For years analysts and traders have said cooling inflation would benefit the crypto market, yet prices are still down. Cointelegraph explains why.
Investors' risk appetite tends to increase with a lower cost of capital and higher liquidity, creating a favorable scenario for high-growth assets. Consequently, Bitcoin (BTC) and other cryptocurrencies often benefit from such conditions, as more money in circulation typically boosts demand. However, if U.S. inflation appears to be under control, why isn't the cryptocurrency market reacting positively?
The United States Federal Reserve (Fed) closely monitors the job market, inflation, and the USD currency value to adjust its policies accordingly.
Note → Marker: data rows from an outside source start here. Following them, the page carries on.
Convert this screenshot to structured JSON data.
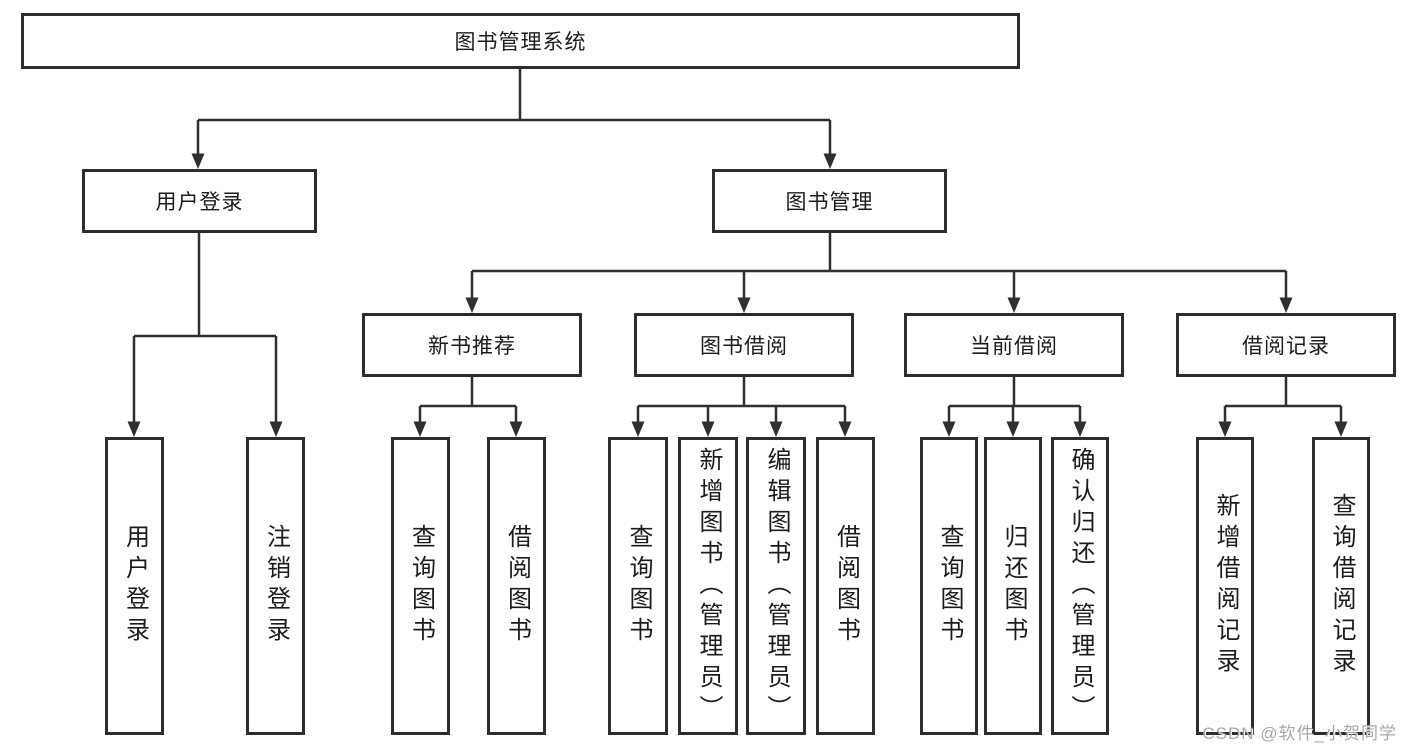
{
  "tree": {
    "label": "图书管理系统",
    "children": [
      {
        "label": "用户登录",
        "children": [
          {
            "label": "用户登录"
          },
          {
            "label": "注销登录"
          }
        ]
      },
      {
        "label": "图书管理",
        "children": [
          {
            "label": "新书推荐",
            "children": [
              {
                "label": "查询图书"
              },
              {
                "label": "借阅图书"
              }
            ]
          },
          {
            "label": "图书借阅",
            "children": [
              {
                "label": "查询图书"
              },
              {
                "label": "新增图书（管理员）"
              },
              {
                "label": "编辑图书（管理员）"
              },
              {
                "label": "借阅图书"
              }
            ]
          },
          {
            "label": "当前借阅",
            "children": [
              {
                "label": "查询图书"
              },
              {
                "label": "归还图书"
              },
              {
                "label": "确认归还（管理员）"
              }
            ]
          },
          {
            "label": "借阅记录",
            "children": [
              {
                "label": "新增借阅记录"
              },
              {
                "label": "查询借阅记录"
              }
            ]
          }
        ]
      }
    ]
  },
  "watermark": {
    "text": "CSDN @软件_小贺同学"
  },
  "colors": {
    "line": "#2f2f2f",
    "box_border": "#2d2d2d",
    "text": "#1c1c1c",
    "watermark": "#a8a8a8",
    "background": "#ffffff"
  }
}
When inflation trends near the Fed's 2% target, it allows room for reducing interest rates and injecting liquidity by providing banks with the necessary capital, especially when the economy shows signs of weakness. This movement, known as expansionary, reduces incentives for fixed-income investments.
The most recent figures from the Federal Reserve's preferred inflation indicator revealed a deceleration in inflation for May. During this period, price increases registered their slowest growth since March 2021, marking the initial occurrence within this economic cycle that inflation surpassed the Fed's 2% target. The core Personal Consumption Expenditures (PCE) index, excluding food and energy costs, rose by 2.6% year-over-year in May, aligning with the predictions of economists.